Тепло нового дня ещё не выгнало из низин синий ночной туман, и ботинки Пятьдесят Восемь крадутся мягко, словно в них обуты ноги призрака. В кронах над её головой перекаркиваются вороны. Ритмичный стук проходящего поезда доносится со стороны протянутой параллельно шоссе железной дороги.
от: Номер 58
кому: Марафаха-6
локация: Рим
дата: девять недель до операции «Миллениум»
Чрезвычайно жирный парень бежит в нашу сторону, выкатив вперёд колышущийся живот и чавкая кроссовками по раскисшей от ночного ливня тропинке. Пот обильно струится по лицу парня и крупными пятнами проступает на его серой футболке. Он напоминает человечка со стокгольмских крыш, которого насильно записали в участники осеннего марафона, предварительно вырвав моторчик.
Моя линия обзора ритмично поднимается и опускается; это из-за того, что я — дополнительный груз, лежащий на спине отжимающегося боевика Семь-Ноль. Завидев нас, жирный парень останавливается и сворачивает с тропы, подминая копытами мамонта присыпанную опавшими листьями траву. Мы с ним примерно одного роста, только весит он, наверное, раз в тысячу больше.
— Доброе утро, ребята, — дружелюбно здоровается жирный парень. — А вы ведь наши новые соседи? — Вытаскивает из кармана необъятных штанов тряпку, которой утирает лоб. — С последнего этажа, верно? Недавно в Риме?
Семь-Ноль разгибает руки и поворачивает голову вправо, к парню.
— Да, приехали из Лекко. На прошлой неделе.
— О, Лекко. — Парень жмурится: в его глаз затёк потный ручей. Жидкая бородка кое-как прикрывает тройной подбородок. — Это где-то на севере? В Ломбардии, вроде?
Семь-Ноль кивает, опуская нас к земле.
— О... Надеюсь, ты не болеешь за «Интер»? — голос жирного парня становится настороженным.
Семь-Ноль мотает башкой и разгибает руки. Я вновь поднимаюсь.
— И за «Ювентус» тоже не болеешь? — спрашивает парень.
Семь-Ноль мотает башкой.
— И уж конечно, — говорит жирный парень, — ты не должен быть лациале.
— Нет, чувак, — успокаивает его Семь-Ноль. — Я не лациале.
Парень с облегчением запихивает тряпку обратно.
— Ну, тогда мы будем славными соседями. Я Джиджи, — он пыхтит, наклоняясь с протянутой ладонью, — Джиджи Виллани. Мы с Симоной живём прямо под вами.
Семь-Ноль пожимает ему руку, стоя на одной.
— Марио Монтелла, — представляется он фальшивым именем. — А та девчонка сверху — Миника, моя жена.
— Ух ты, Мо-о-о-онтелла, — восхищённо тянет Джиджи. — Прямо как Винченцо Монтелла, легендарный футболист «Ромы». Ребята, с такой великой фамилией вы просто обязаны полюбить наш клуб.
Он делает пару шагов назад и плюхается мешком на обшарпанную скамейку. За спиной Джиджи открывается вид на наше римское жилище: ряды бежевых восьмиэтажек, чуть прикрытые выстроившимися вдоль дороги пиниями и осыпающимися платанами.

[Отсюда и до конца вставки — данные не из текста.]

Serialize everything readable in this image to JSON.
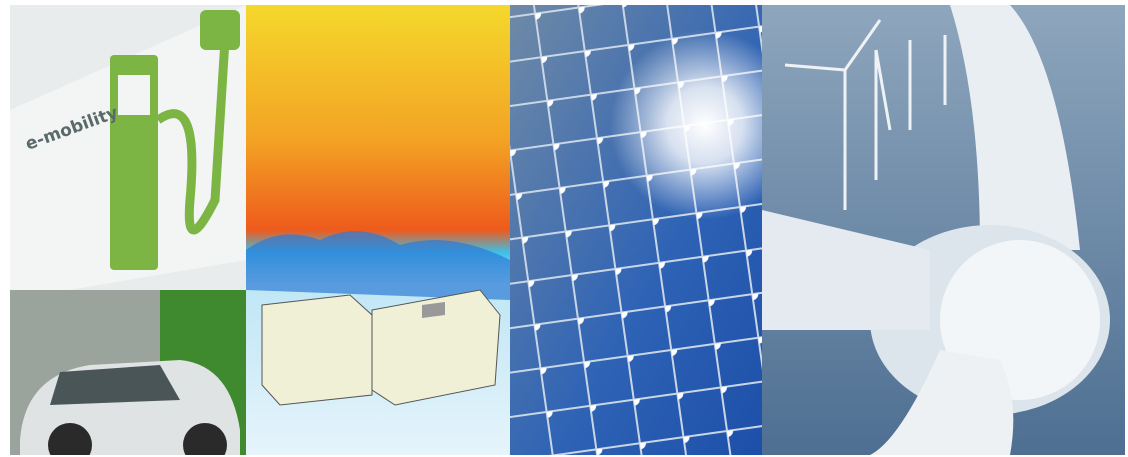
{
  "image": {
    "sign_text": "e-mobility"
  }
}
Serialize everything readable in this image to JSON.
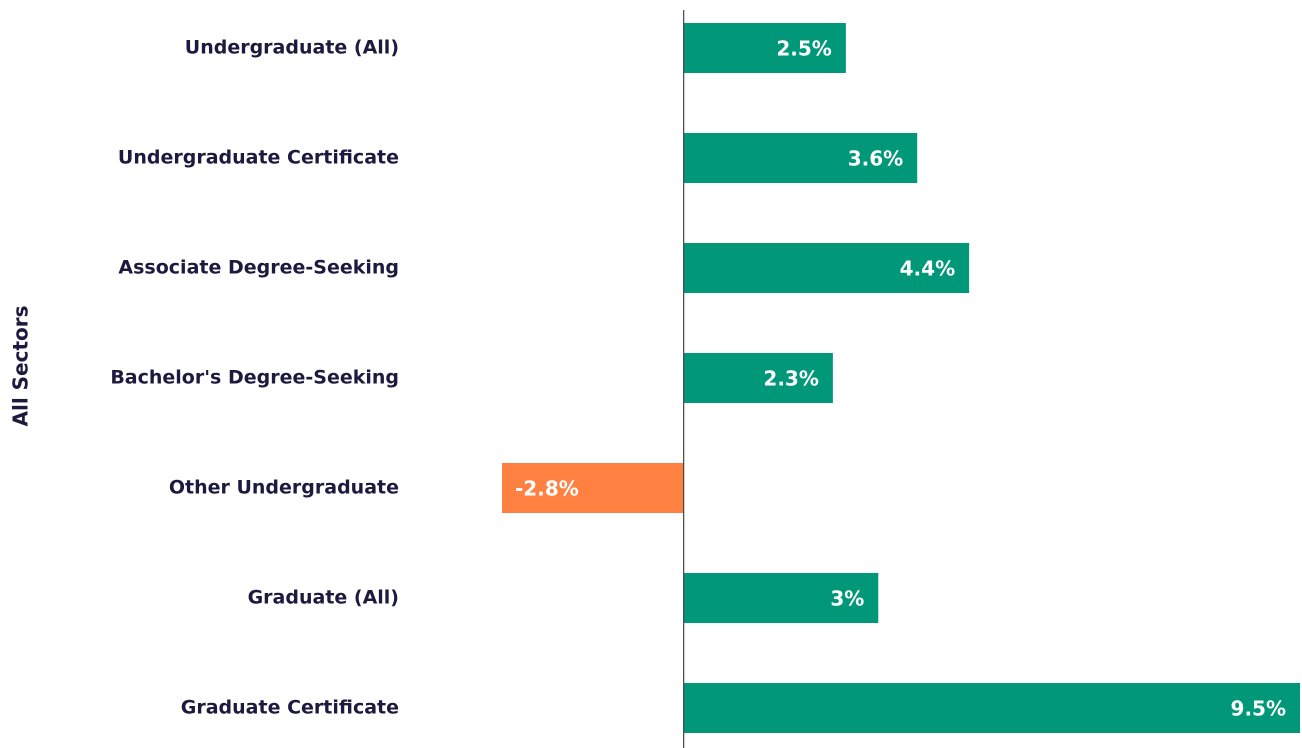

— Зябко сегодня. — Джиджи ёжится. — Октябрь пока на два с половиной градуса ниже нормы выходит. А ноябрьская отрицательная аномалия, если верить моделям, может быть ещё больше. — Говорит: — Между прочим, я метеоролог во Фьюмичино. Люблю изучать климат и болеть за «Рому». А чем занимаетесь вы, ребята?
Мы — агенты Ма-шесть. Единственной британской спецслужбы, практикующей магию друидов. И мы приехали сюда, потому что Рим должен быть разрушен.
— Тренирую, — отзывается Семь-Ноль. — Устроился помощником тренера школьной футбольной команды.
Джиджи испускает одобрительный вздох.
— Ну да, ну да. Сразу видно, что ты со спортом дружишь: такую бицуху накачал. — Он делает грозное лицо, напрягая дряблые мышцы. — Раз мы теперь соседи, давайте тренироваться вместе? Тоже хочу подкачаться к весне. А Симона хочет, чтобы я скинул десять-двенадцать кило до Рождества. Правда, она же говорит, что скоро случится конец света... Типа предсказание такое: трёхтысячный год от основания Рима не наступит. Не слышали?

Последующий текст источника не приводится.